Re: Embedded SQL Ignoring OVRDBF -- MIDRANGE-L

Chuck,

Appreciate the time you’ve taken in providing your responses.

The code is inherited with precious little documentation and it rarely has any comment about “Why” it operates the way it does. Unfortunately, CLMAIN is also a critical application that is executed many times a day, but typically only by 3 users. All the executions are interactive and typically the user stays signed on for the entire shift but they run program other than CLMAIN. So far problem has occurred with only 1 of those users, but when it breaks people tend to get excited.

The downstream stack from the failure is extremely complicated. I’ve tried to scan most code for OVRDBF and DLTOVR but found very little and nothing obvious. Most of the downstream code is RPG and there appear to be few overrides, but since the code in CLMAIN does not loop back, I don’t see how the downstream code can impact anything.

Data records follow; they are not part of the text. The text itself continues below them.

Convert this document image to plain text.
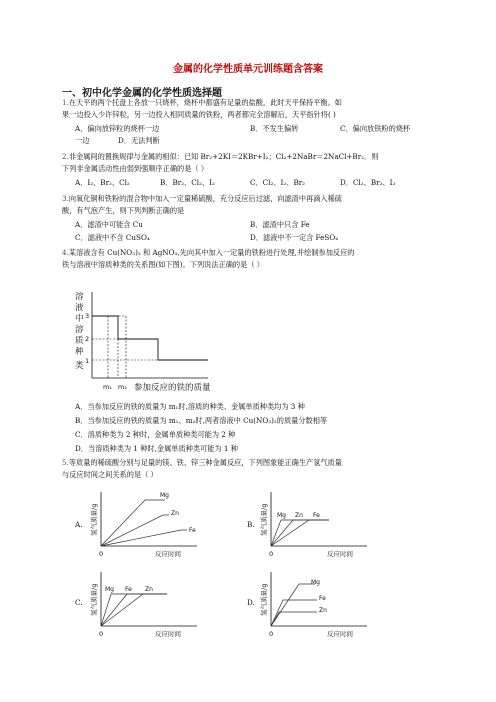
金属的化学性质单元训练题含答案
一、初中化学金属的化学性质选择题
1.在天平的两个托盘上各放一只烧杯，烧杯中都盛有足量的盐酸，此时天平保持平衡。如
果一边投入少许锌粒，另一边投入相同质量的铁粉，两者都完全溶解后，天平指针将( )
A．偏向放锌粒的烧杯一边	B．不发生偏转	C．偏向放铁粉的烧杯
一边	D．无法判断
2.非金属间的置换规律与金属的相似：已知 Br₂+2KI＝2KBr+I₂；Cl₂+2NaBr＝2NaCl+Br₂．则
下列非金属活动性由弱到强顺序正确的是（ ）
A．I₂、Br₂、Cl₂	B．Br₂、Cl₂、I₂	C．Cl₂、I₂、Br₂	D．Cl₂、Br₂、I₂
3.向氧化铜和铁粉的混合物中加入一定量稀硫酸，充分反应后过滤，向滤渣中再滴入稀硫
酸，有气泡产生，则下列判断正确的是
A．滤渣中可能含 Cu	B．滤渣中只含 Fe
C．滤液中不含 CuSO₄	D．滤液中不一定含 FeSO₄
4.某溶液含有 Cu(NO₃)₂ 和 AgNO₃,先向其中加入一定量的铁粉进行处理,并绘制参加反应的
铁与溶液中溶质种类的关系图(如下图)。下列说法正确的是（ ）
溶
液
中
溶
质
种
类
3
2
1
m₁ m₂ 参加反应的铁的质量
A．当参加反应的铁的质量为 m₁时,溶质的种类、金属单质种类均为 3 种
B．当参加反应的铁的质量为 m₁、m₂时,两者溶液中 Cu(NO₃)₂的质量分数相等
C．溶质种类为 2 种时，金属单质种类可能为 2 种
D．当溶质种类为 1 种时,金属单质种类可能为 1 种
5.等质量的稀硫酸分别与足量的镁、铁、锌三种金属反应，下列图象能正确生产氢气质量
与反应时间之间关系的是（ ）
A.	B.
C.	D.
氢气质量/g
Mg
Zn
Fe
0	反应时间
氢气质量/g Mg Zn Fe
0	反应时间
氢气质量/g Mg Fe Zn
0	反应时间
氢气质量/g
Mg
Fe
Zn
0	反应时间
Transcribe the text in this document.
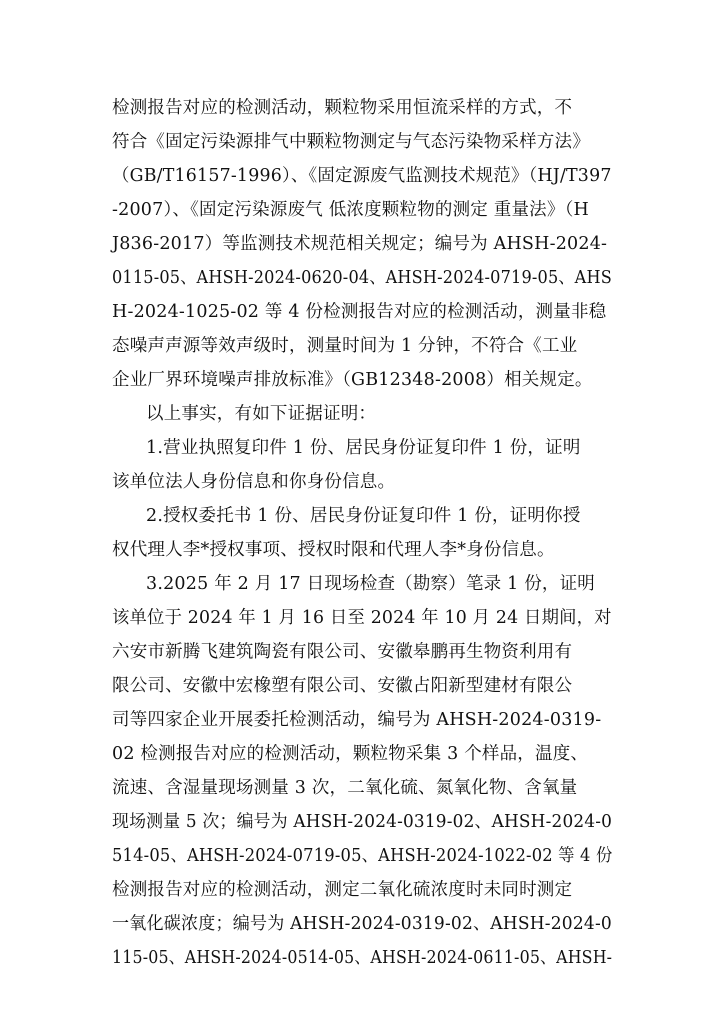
检测报告对应的检测活动，颗粒物采用恒流采样的方式，不
符合《固定污染源排气中颗粒物测定与气态污染物采样方法》
（GB/T16157-1996）、《固定源废气监测技术规范》（HJ/T397
-2007）、《固定污染源废气 低浓度颗粒物的测定 重量法》（H
J836-2017）等监测技术规范相关规定；编号为 AHSH-2024-
0115-05、AHSH-2024-0620-04、AHSH-2024-0719-05、AHS
H-2024-1025-02 等 4 份检测报告对应的检测活动，测量非稳
态噪声声源等效声级时，测量时间为 1 分钟，不符合《工业
企业厂界环境噪声排放标准》（GB12348-2008）相关规定。
以上事实，有如下证据证明：
1.营业执照复印件 1 份、居民身份证复印件 1 份，证明
该单位法人身份信息和你身份信息。
2.授权委托书 1 份、居民身份证复印件 1 份，证明你授
权代理人李*授权事项、授权时限和代理人李*身份信息。
3.2025 年 2 月 17 日现场检查（勘察）笔录 1 份，证明
该单位于 2024 年 1 月 16 日至 2024 年 10 月 24 日期间，对
六安市新腾飞建筑陶瓷有限公司、安徽皋鹏再生物资利用有
限公司、安徽中宏橡塑有限公司、安徽占阳新型建材有限公
司等四家企业开展委托检测活动，编号为 AHSH-2024-0319-
02 检测报告对应的检测活动，颗粒物采集 3 个样品，温度、
流速、含湿量现场测量 3 次，二氧化硫、氮氧化物、含氧量
现场测量 5 次；编号为 AHSH-2024-0319-02、AHSH-2024-0
514-05、AHSH-2024-0719-05、AHSH-2024-1022-02 等 4 份
检测报告对应的检测活动，测定二氧化硫浓度时未同时测定
一氧化碳浓度；编号为 AHSH-2024-0319-02、AHSH-2024-0
115-05、AHSH-2024-0514-05、AHSH-2024-0611-05、AHSH-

I reviewed the user’s job log from the last successful execution of CLMAIN, and checked out the other programs that were executed before the CLMAIN that incurred the failure, and again I have found nothing obvious.

At the start of the failing program I’m going to put in an OPEN of A_FILE and check using the file info DS that A_FILEX is really being opened. If it isn’t I’ll do a DSPOVR and produce a DUMP in an attempt to distinguish between a SQL problem and an OVRDBF problem. Per your suggestion I’ll also review the SQL communication area and see if it shows the file opened in the cursor—if it does I’ll probably switch to checking that instead of doing an RPG open of the file. Or maybe I'll check both.

I think I’ll also do some scanning for OVRSCOPE(*JOB) in programs that could have run <before> CLMAIN, but I don’t think that has been used much. A_FILEX is a temporary copy the file and updated only in CLMAIN. A_FILE is the real file and is used in most code without any override, so I’m not hopeful, but you never know.

The PTF issue is out of my scope, but I think I can get a commitment to do it more often than we currently do…

Sam

On 5/28/2011 6:22 PM, CRPence wrote:

On 25-May-2011 16:59 , Sam_L wrote:

Has anyone experienced embedded SQL ignoring an OVRDBF and updating
the wrong file?

No. However the "fast delete" feature [using clear or alter-like
interface] in v5r4 and earlier used to implement high-percentage of row
DELETE activity did have an issue about honoring overrides that was
corrected by a PTF.

We have a CL program CLMAIN that contains conceptual code like this:

CPYF A_FILE to A_FILEX *REPLACE
OVRDBF A_FILE to A_FILEX
CALL RPG_A
CALL RPG_B
CALL RPG_C
Etc.
DLTOVR *ALL
RETURN

Not sure of call levels there; do any of the CALL RPG_x call the other,
or are all called successively from CLMAIN so that each is at the same
call level? If all at the same level, any could set but then fail to
delete a job-scoped override, thus accidentally affecting others just as
with increasing call levels.

Program RPG_C is SQLRPGLE. It opens a cursor over A_FILE for UPDATE
OF a couple of fields.

FWiW I typically would use bogus file names to override from, so if an
override is for some reason not properly enabled [e.g. the program was
invoked from a command line versus from the "controlling" CLP], then any
request that depends on the override would typically fail for a "file
not found" condition. So for example in RPG_C the cursor might be
defined over BOGUS FOR UPDATE OF instead of over A_FILE FOR UPDATE OF.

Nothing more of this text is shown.